Hi John, and welcome to the forum! When you get a minute add your first name to your profile so it will show in the left panel.

First off, thank you for your service to our country!! My Dad had failing vision and I know what it's like trying to do things with only partial vision. I don't have an answer to your wiring question but maybe someone will come along shortly who can answer for you.

Hope you get it ironed out soon.

David


----------



## Herb Stoops (Aug 28, 2012)

I know nothing about electrical wiring, but welcome to the forum and thanks for serving our country. your a brave guy to attempt this stuff with limited vision. good luck.
Herb


----------



## BalloonEngineer (Mar 27, 2009)

Hi John, you’ve taken on a big project and looks like you’ve made good progress! I am not familiar with that control board or GRBL, so I won’t be able to fully answer your question, but I can provide some info. Unlike standard DC motors, you can’t just provide power directly to the motors to make them move. Stepper motors require a stream of step and direction pulses to operate. This is what GRBL does by interpreting G-code. So you will need your switches to be wired to provide 6 logic level inputs, and then you will need some software capable of reading the status of the switch’s and sending the required pulse stream to the steppers. I don’t know if there are that many available inputs on that board, or if GRBL can do jogging based on a signal input.


----------



## old55 (Aug 11, 2013)

Welcome to the forum John.


----------



## jj777746 (Jan 17, 2015)

Welcome John,I hope you get your answers re your CNC. I am sure there are fellow members who will assist you so hang in there. James.


----------



## Multiwood (Feb 24, 2013)

Welcome to the forum N/a


----------



## marecat3 (Nov 30, 2010)

Welcome to the forum John.


----------



## sreilly (May 22, 2018)

*Welcome John and thank you for your service. CNC is foreign to me but I suspect that someone here can help you.*

*-Steve*


----------



## MEBCWD (Jan 14, 2012)

*Welcome to the Router Forums John. 
I'm not sure but I think you will need a routine written for your arduino control software to scan your switches and when it sees one is closed send a command to the GBRL controller in gcode to move the CNC in the correct direction. Like writing a routine for Mach 3 to be able to use add-ons like your switches.*


----------



## whimsofchaz (Jun 6, 2013)

Welcome to the forum John, I am sure you will get some help here.


----------



## erehwon (Sep 15, 2011)

What about getting a wireless keyboard and using it as a second input to the laptop you mentioned? Since it'd be wireless you can put it anywhere that's convenient to the machine. Also there's a number of chording keyboards out on the market. These are typically a hand held device where you press multiple buttons at once to input a single character. Once example of those is called a twiddler. Once of those might work as well.


----------



## Mobius48 (Feb 14, 2014)

*What software?*

As someone already said, you can't move the motors by just applying power. I've worked with stepper motors using a PIC micro-controller so I will review what I did to see if there is a simple PWM circuit that might work. I ask what software you are using because the one I have allows positioning just by clicking on directional arrows. I use it for my laser etcher and will also use it for my cheap CNC when I get finished building it. It is called T2Laser and costs about $40. Tech support is outstanding.
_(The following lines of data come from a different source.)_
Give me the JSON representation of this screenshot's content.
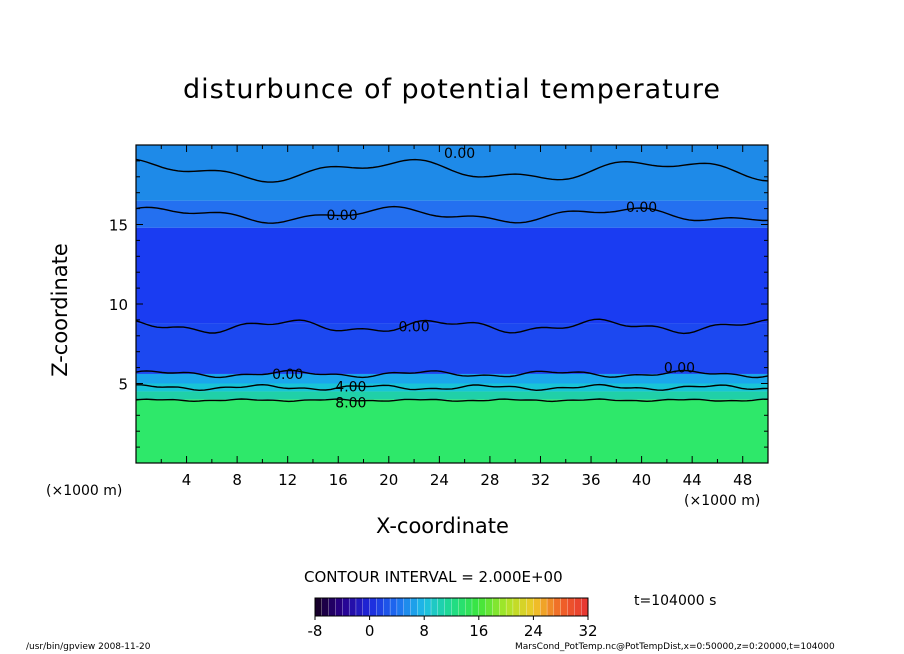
{
  "chart_data": {
    "type": "heatmap",
    "title": "disturbunce of potential temperature",
    "xlabel": "X-coordinate",
    "ylabel": "Z-coordinate",
    "x_unit_left": "(×1000 m)",
    "x_unit_right": "(×1000 m)",
    "xlim": [
      0,
      50
    ],
    "ylim": [
      0,
      20
    ],
    "x_ticks": [
      "4",
      "8",
      "12",
      "16",
      "20",
      "24",
      "28",
      "32",
      "36",
      "40",
      "44",
      "48"
    ],
    "x_tick_values": [
      4,
      8,
      12,
      16,
      20,
      24,
      28,
      32,
      36,
      40,
      44,
      48
    ],
    "y_ticks": [
      "5",
      "10",
      "15"
    ],
    "y_tick_values": [
      5,
      10,
      15
    ],
    "contour_interval": "CONTOUR INTERVAL = 2.000E+00",
    "time_label": "t=104000 s",
    "colorbar": {
      "min": -8,
      "max": 32,
      "labels": [
        "-8",
        "0",
        "8",
        "16",
        "24",
        "32"
      ],
      "label_values": [
        -8,
        0,
        8,
        16,
        24,
        32
      ]
    },
    "contour_labels": [
      {
        "text": "0.00",
        "x": 25.6,
        "z": 19.5
      },
      {
        "text": "0.00",
        "x": 16.3,
        "z": 15.6
      },
      {
        "text": "0.00",
        "x": 40.0,
        "z": 16.1
      },
      {
        "text": "0.00",
        "x": 22.0,
        "z": 8.6
      },
      {
        "text": "0.00",
        "x": 12.0,
        "z": 5.6
      },
      {
        "text": "0.00",
        "x": 43.0,
        "z": 6.0
      },
      {
        "text": "4.00",
        "x": 17.0,
        "z": 4.8
      },
      {
        "text": "8.00",
        "x": 17.0,
        "z": 3.8
      }
    ],
    "bands": [
      {
        "z_from": 0,
        "z_to": 4.0,
        "value": 12,
        "color": "#2ee86a"
      },
      {
        "z_from": 4.0,
        "z_to": 4.5,
        "value": 8,
        "color": "#20d0a8"
      },
      {
        "z_from": 4.5,
        "z_to": 5.0,
        "value": 6,
        "color": "#18c4d8"
      },
      {
        "z_from": 5.0,
        "z_to": 5.6,
        "value": 3,
        "color": "#1aa6ec"
      },
      {
        "z_from": 5.6,
        "z_to": 8.8,
        "value": -2,
        "color": "#1c48f0"
      },
      {
        "z_from": 8.8,
        "z_to": 14.8,
        "value": -3,
        "color": "#1a3cf2"
      },
      {
        "z_from": 14.8,
        "z_to": 16.5,
        "value": -1,
        "color": "#2470f0"
      },
      {
        "z_from": 16.5,
        "z_to": 20,
        "value": 1,
        "color": "#1e8ae8"
      }
    ],
    "footer_left": "/usr/bin/gpview  2008-11-20",
    "footer_right": "MarsCond_PotTemp.nc@PotTempDist,x=0:50000,z=0:20000,t=104000"
  }
}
I should have added that you can download and try the T2Laser software for free. I has a 15 minute or 10,000 lines of code limit for the free version.


----------



## Mobius48 (Feb 14, 2014)

My CNC kit has some missing and incorrect parts so I'm still waiting to finish it up. I can say that the motors are steppers and not servos so my earlier comment about PWM does not apply. I have interfaced with both types so I can say that an electronic solution for the OP is not trivial. I still recommend the T2Laser software as the easiest/cheapest solution.


----------



## gjackson52 (Jul 4, 2015)

Welcome to the forum !



Gary


----------